A Carla Isabel coloca, e muito bem, a seguinte questão na sequência deste texto: "pois..esse acabou menos bem...olha uma pergunta:e como é o vosso depois???depois de perceberem que acabou?" A resposta mais simples, a mais evidente é a seguinte: fácil. Tiram-se os tubos e os catéteres, limpa-se o defunto, preenchem-se meia-dúzia de papéis e siga para a morgue. Mas eu não gosto de descrições simples...

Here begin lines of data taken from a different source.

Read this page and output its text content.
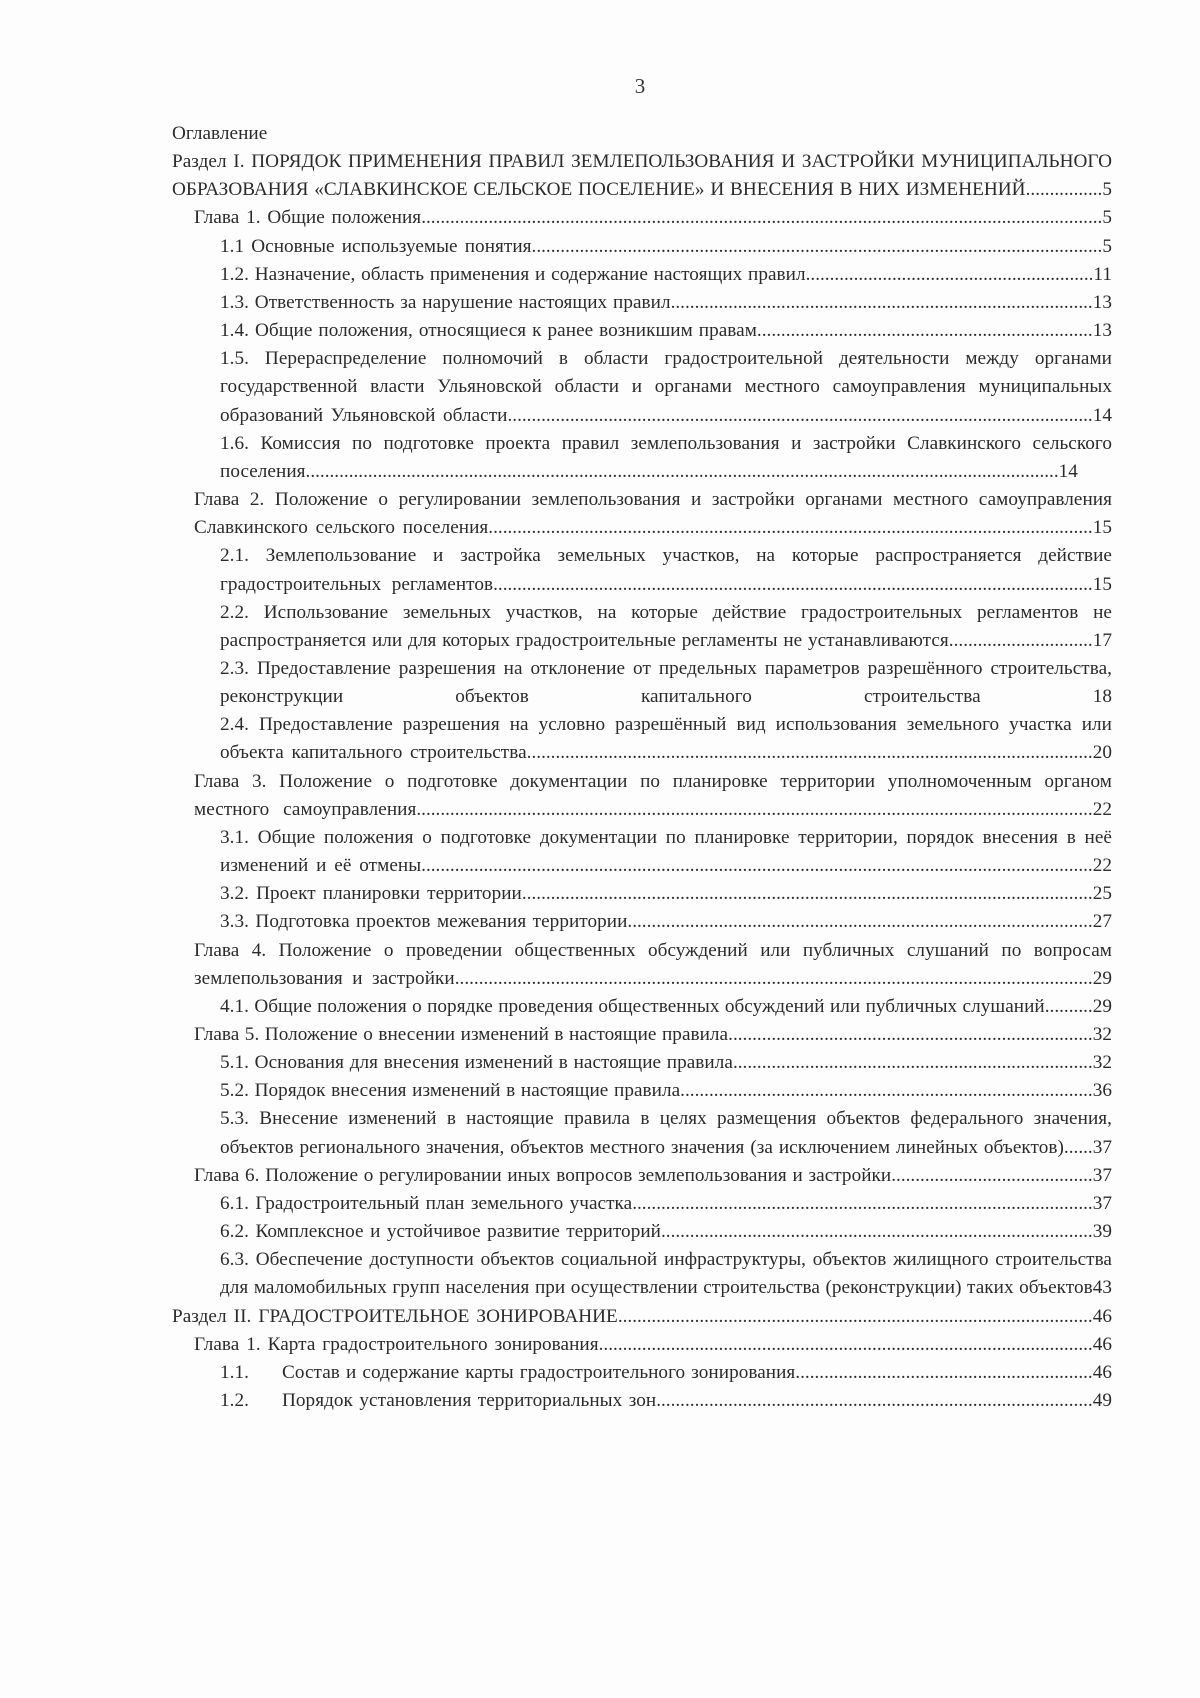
3
Оглавление
Раздел I. ПОРЯДОК ПРИМЕНЕНИЯ ПРАВИЛ ЗЕМЛЕПОЛЬЗОВАНИЯ И ЗАСТРОЙКИ МУНИЦИПАЛЬНОГО ОБРАЗОВАНИЯ «СЛАВКИНСКОЕ СЕЛЬСКОЕ ПОСЕЛЕНИЕ» И ВНЕСЕНИЯ В НИХ ИЗМЕНЕНИЙ................5
Глава 1. Общие положения..............................................................................................................................................5
1.1 Основные используемые понятия.......................................................................................................................5
1.2. Назначение, область применения и содержание настоящих правил............................................................11
1.3. Ответственность за нарушение настоящих правил........................................................................................13
1.4. Общие положения, относящиеся к ранее возникшим правам......................................................................13
1.5. Перераспределение полномочий в области градостроительной деятельности между органами государственной власти Ульяновской области и органами местного самоуправления муниципальных образований Ульяновской области..........................................................................................................................14
1.6. Комиссия по подготовке проекта правил землепользования и застройки Славкинского сельского поселения.............................................................................................................................................................14
Глава 2. Положение о регулировании землепользования и застройки органами местного самоуправления Славкинского сельского поселения..............................................................................................................................15
2.1. Землепользование и застройка земельных участков, на которые распространяется действие градостроительных регламентов.............................................................................................................................15
2.2. Использование земельных участков, на которые действие градостроительных регламентов не распространяется или для которых градостроительные регламенты не устанавливаются..............................17
2.3. Предоставление разрешения на отклонение от предельных параметров разрешённого строительства, реконструкции объектов капитального строительства	18
2.4. Предоставление разрешения на условно разрешённый вид использования земельного участка или объекта капитального строительства......................................................................................................................20
Глава 3. Положение о подготовке документации по планировке территории уполномоченным органом местного самоуправления.............................................................................................................................................22
3.1. Общие положения о подготовке документации по планировке территории, порядок внесения в неё изменений и её отмены............................................................................................................................................22
3.2. Проект планировки территории.......................................................................................................................25
3.3. Подготовка проектов межевания территории.................................................................................................27
Глава 4. Положение о проведении общественных обсуждений или публичных слушаний по вопросам землепользования и застройки.....................................................................................................................................29
4.1. Общие положения о порядке проведения общественных обсуждений или публичных слушаний..........29
Глава 5. Положение о внесении изменений в настоящие правила............................................................................32
5.1. Основания для внесения изменений в настоящие правила...........................................................................32
5.2. Порядок внесения изменений в настоящие правила......................................................................................36
5.3. Внесение изменений в настоящие правила в целях размещения объектов федерального значения, объектов регионального значения, объектов местного значения (за исключением линейных объектов)......37
Глава 6. Положение о регулировании иных вопросов землепользования и застройки..........................................37
6.1. Градостроительный план земельного участка................................................................................................37
6.2. Комплексное и устойчивое развитие территорий..........................................................................................39
6.3. Обеспечение доступности объектов социальной инфраструктуры, объектов жилищного строительства для маломобильных групп населения при осуществлении строительства (реконструкции) таких объектов43
Раздел II. ГРАДОСТРОИТЕЛЬНОЕ ЗОНИРОВАНИЕ...................................................................................................46
Глава 1. Карта градостроительного зонирования.......................................................................................................46
1.1. Состав и содержание карты градостроительного зонирования..............................................................46
1.2. Порядок установления территориальных зон...........................................................................................49
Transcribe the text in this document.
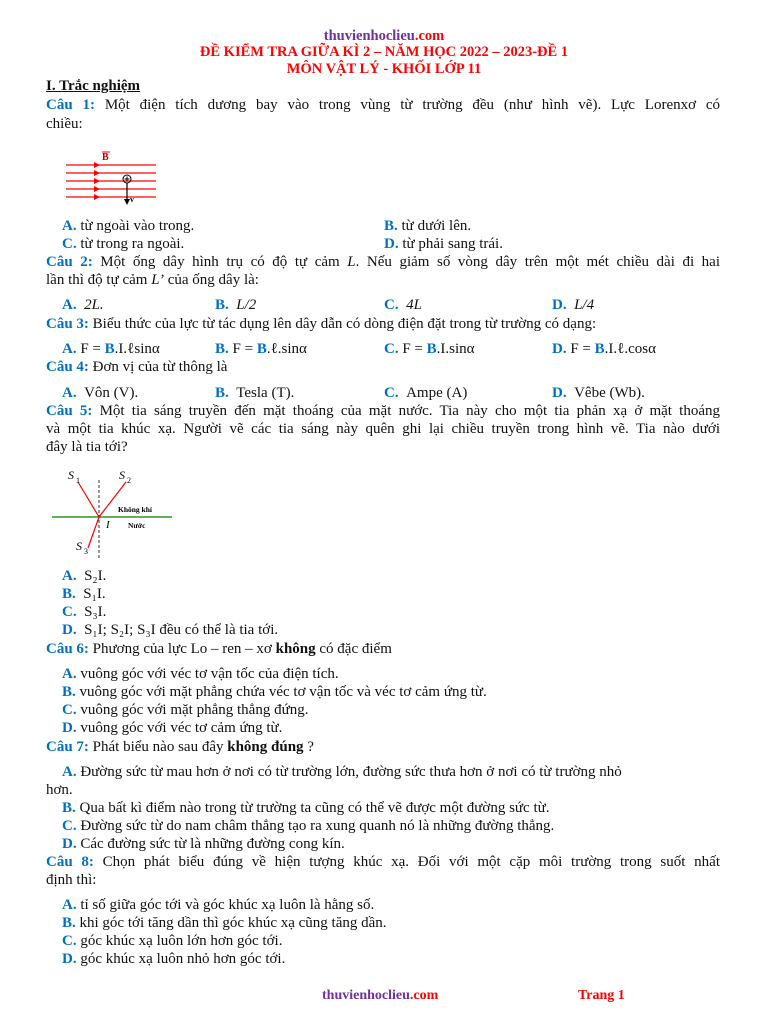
thuvienhoclieu.com
ĐỀ KIỂM TRA GIỮA KÌ 2 – NĂM HỌC 2022 – 2023-ĐỀ 1
MÔN VẬT LÝ - KHỐI LỚP 11
I. Trắc nghiệm
Câu 1: Một điện tích dương bay vào trong vùng từ trường đều (như hình vẽ). Lực Lorenxơ có
chiều:
B
v
A. từ ngoài vào trong.	B. từ dưới lên.
C. từ trong ra ngoài.	D. từ phải sang trái.
Câu 2: Một ống dây hình trụ có độ tự cảm L. Nếu giảm số vòng dây trên một mét chiều dài đi hai
lần thì độ tự cảm L’ của ống dây là:
A. 2L.	B. L/2	C. 4L	D. L/4
Câu 3: Biểu thức của lực từ tác dụng lên dây dẫn có dòng điện đặt trong từ trường có dạng:
A. F = B.I.ℓsinα	B. F = B.ℓ.sinα	C. F = B.I.sinα	D. F = B.I.ℓ.cosα
Câu 4: Đơn vị của từ thông là
A. Vôn (V).	B. Tesla (T).	C. Ampe (A)	D. Vêbe (Wb).
Câu 5: Một tia sáng truyền đến mặt thoáng của mặt nước. Tia này cho một tia phản xạ ở mặt thoáng
và một tia khúc xạ. Người vẽ các tia sáng này quên ghi lại chiều truyền trong hình vẽ. Tia nào dưới
đây là tia tới?
S 1	S 2
S 3
I
Không khí
Nước
A. S₂I.
B. S₁I.
C. S₃I.
D. S₁I; S₂I; S₃I đều có thể là tia tới.
Câu 6: Phương của lực Lo – ren – xơ không có đặc điểm
A. vuông góc với véc tơ vận tốc của điện tích.
B. vuông góc với mặt phẳng chứa véc tơ vận tốc và véc tơ cảm ứng từ.
C. vuông góc với mặt phẳng thẳng đứng.
D. vuông góc với véc tơ cảm ứng từ.
Câu 7: Phát biểu nào sau đây không đúng ?
A. Đường sức từ mau hơn ở nơi có từ trường lớn, đường sức thưa hơn ở nơi có từ trường nhỏ
hơn.
B. Qua bất kì điểm nào trong từ trường ta cũng có thể vẽ được một đường sức từ.
C. Đường sức từ do nam châm thẳng tạo ra xung quanh nó là những đường thẳng.
D. Các đường sức từ là những đường cong kín.
Câu 8: Chọn phát biểu đúng về hiện tượng khúc xạ. Đối với một cặp môi trường trong suốt nhất
định thì:
A. tỉ số giữa góc tới và góc khúc xạ luôn là hằng số.
B. khi góc tới tăng dần thì góc khúc xạ cũng tăng dần.
C. góc khúc xạ luôn lớn hơn góc tới.
D. góc khúc xạ luôn nhỏ hơn góc tới.
thuvienhoclieu.com	Trang 1
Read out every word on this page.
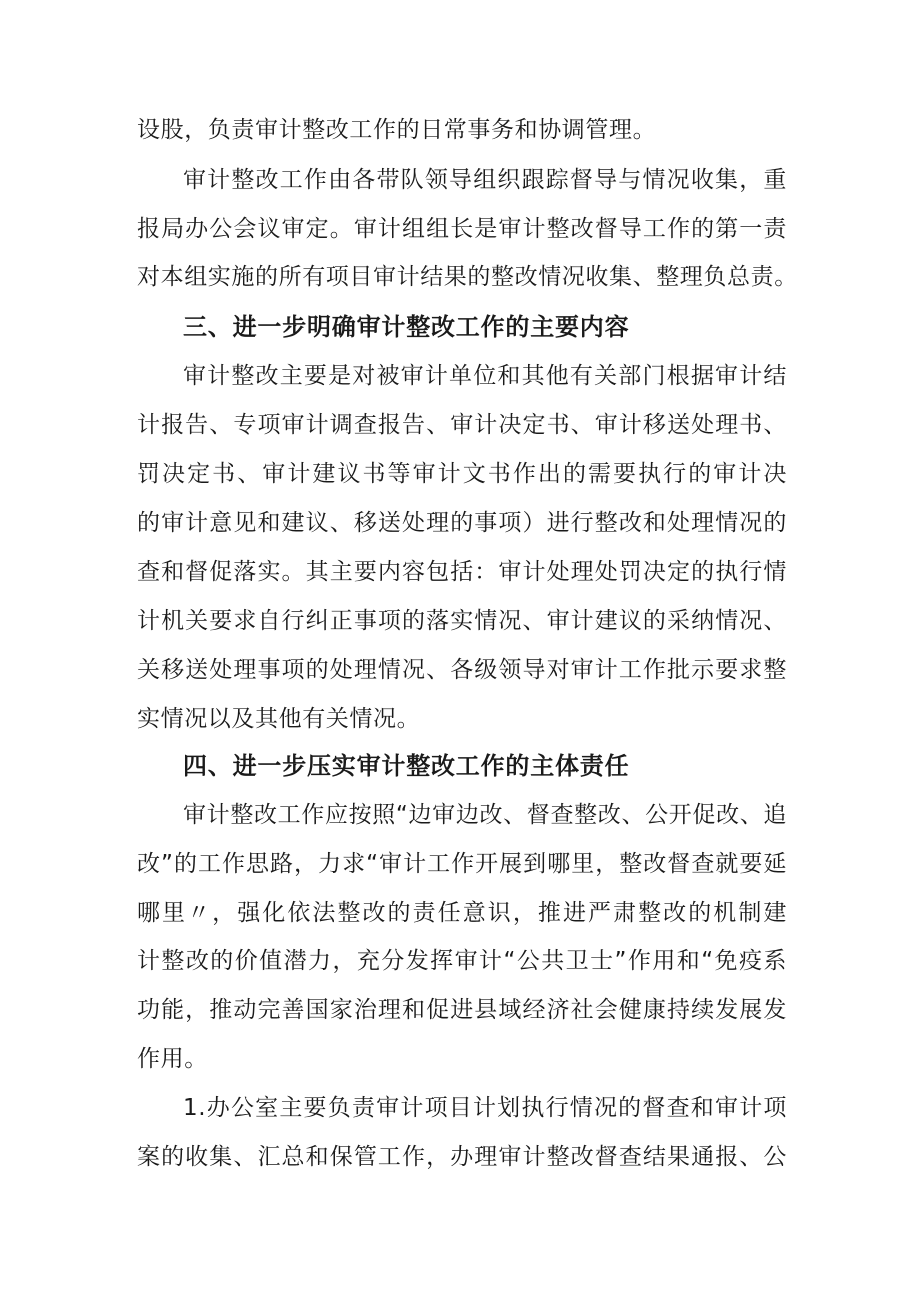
设股，负责审计整改工作的日常事务和协调管理。
审计整改工作由各带队领导组织跟踪督导与情况收集，重
报局办公会议审定。审计组组长是审计整改督导工作的第一责
对本组实施的所有项目审计结果的整改情况收集、整理负总责。
三、进一步明确审计整改工作的主要内容
审计整改主要是对被审计单位和其他有关部门根据审计结
计报告、专项审计调查报告、审计决定书、审计移送处理书、
罚决定书、审计建议书等审计文书作出的需要执行的审计决
的审计意见和建议、移送处理的事项）进行整改和处理情况的
查和督促落实。其主要内容包括：审计处理处罚决定的执行情
计机关要求自行纠正事项的落实情况、审计建议的采纳情况、
关移送处理事项的处理情况、各级领导对审计工作批示要求整
实情况以及其他有关情况。
四、进一步压实审计整改工作的主体责任
审计整改工作应按照“边审边改、督查整改、公开促改、追
改”的工作思路，力求“审计工作开展到哪里，整改督查就要延
哪里〃，强化依法整改的责任意识，推进严肃整改的机制建
计整改的价值潜力，充分发挥审计“公共卫士”作用和“免疫系
功能，推动完善国家治理和促进县域经济社会健康持续发展发
作用。
1.办公室主要负责审计项目计划执行情况的督查和审计项
案的收集、汇总和保管工作，办理审计整改督查结果通报、公
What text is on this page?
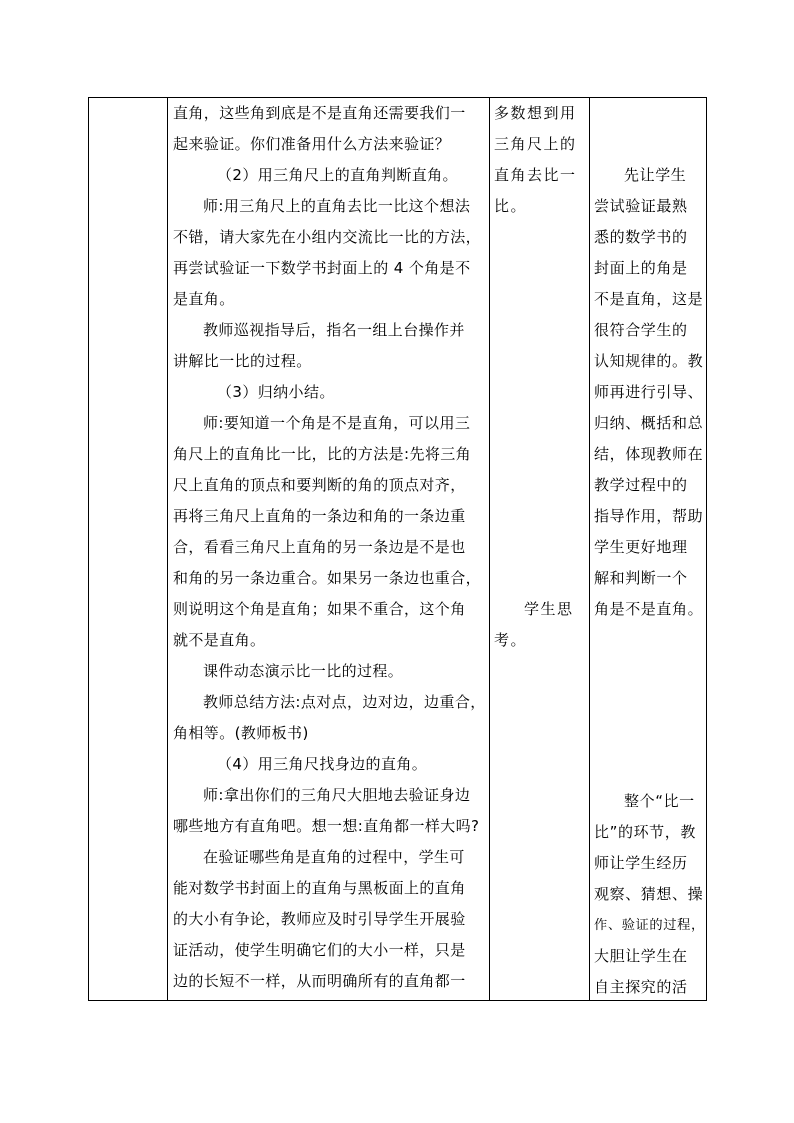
直角，这些角到底是不是直角还需要我们一
起来验证。你们准备用什么方法来验证？
（2）用三角尺上的直角判断直角。
师:用三角尺上的直角去比一比这个想法
不错，请大家先在小组内交流比一比的方法，
再尝试验证一下数学书封面上的 4 个角是不
是直角。
教师巡视指导后，指名一组上台操作并
讲解比一比的过程。
（3）归纳小结。
师:要知道一个角是不是直角，可以用三
角尺上的直角比一比，比的方法是:先将三角
尺上直角的顶点和要判断的角的顶点对齐，
再将三角尺上直角的一条边和角的一条边重
合，看看三角尺上直角的另一条边是不是也
和角的另一条边重合。如果另一条边也重合，
则说明这个角是直角；如果不重合，这个角
就不是直角。
课件动态演示比一比的过程。
教师总结方法:点对点，边对边，边重合，
角相等。(教师板书)
（4）用三角尺找身边的直角。
师:拿出你们的三角尺大胆地去验证身边
哪些地方有直角吧。想一想:直角都一样大吗?
在验证哪些角是直角的过程中，学生可
能对数学书封面上的直角与黑板面上的直角
的大小有争论，教师应及时引导学生开展验
证活动，使学生明确它们的大小一样，只是
边的长短不一样，从而明确所有的直角都一
多数想到用
三角尺上的
直角去比一
比。
学生思
考。
先让学生
尝试验证最熟
悉的数学书的
封面上的角是
不是直角，这是
很符合学生的
认知规律的。教
师再进行引导、
归纳、概括和总
结，体现教师在
教学过程中的
指导作用，帮助
学生更好地理
解和判断一个
角是不是直角。
整个“比一
比”的环节，教
师让学生经历
观察、猜想、操
作、验证的过程，
大胆让学生在
自主探究的活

Para mim (não sei como se passa para os outros) o depois é sobretudo tristeza. Não a tristeza obliterante, incapacitante da perda de alguém querido mas mais uma tristeza observada. Observada no corpo. E não consigo deixar de me perguntar e de me admirar com o contraste Vida / Morte. Como é possível que a simples paragem dos sistemas corporais seja tão evidente, tão marcante.
O que me enche de tristeza é, primeiro que tudo o baço dos olhos mortos quando ainda pouco antes havia brilho, havia vida. O que se perdeu? Não pode ter sido só o facto que o sangue parou de circular. O contraste do vermelho (precisamente) vivo da língua com aquele magenta mortiço que vem depois. As pontas dos dedos cinzentas. A boca aberta como se presa num grito que nunca chegou a sair. O que foi que se perdeu? Não pode ter sido só sangue e oxigénio, sinapses e estímulos nervosos. Não.
Todas as mortes a que assisto me fazem pensar nisto. Não deixo nunca de parar um momento a olhar para a pessoa que se foi. Por incrível que pareça, é a contemplar a Morte que tento perceber o que é, na verdade, a Vida.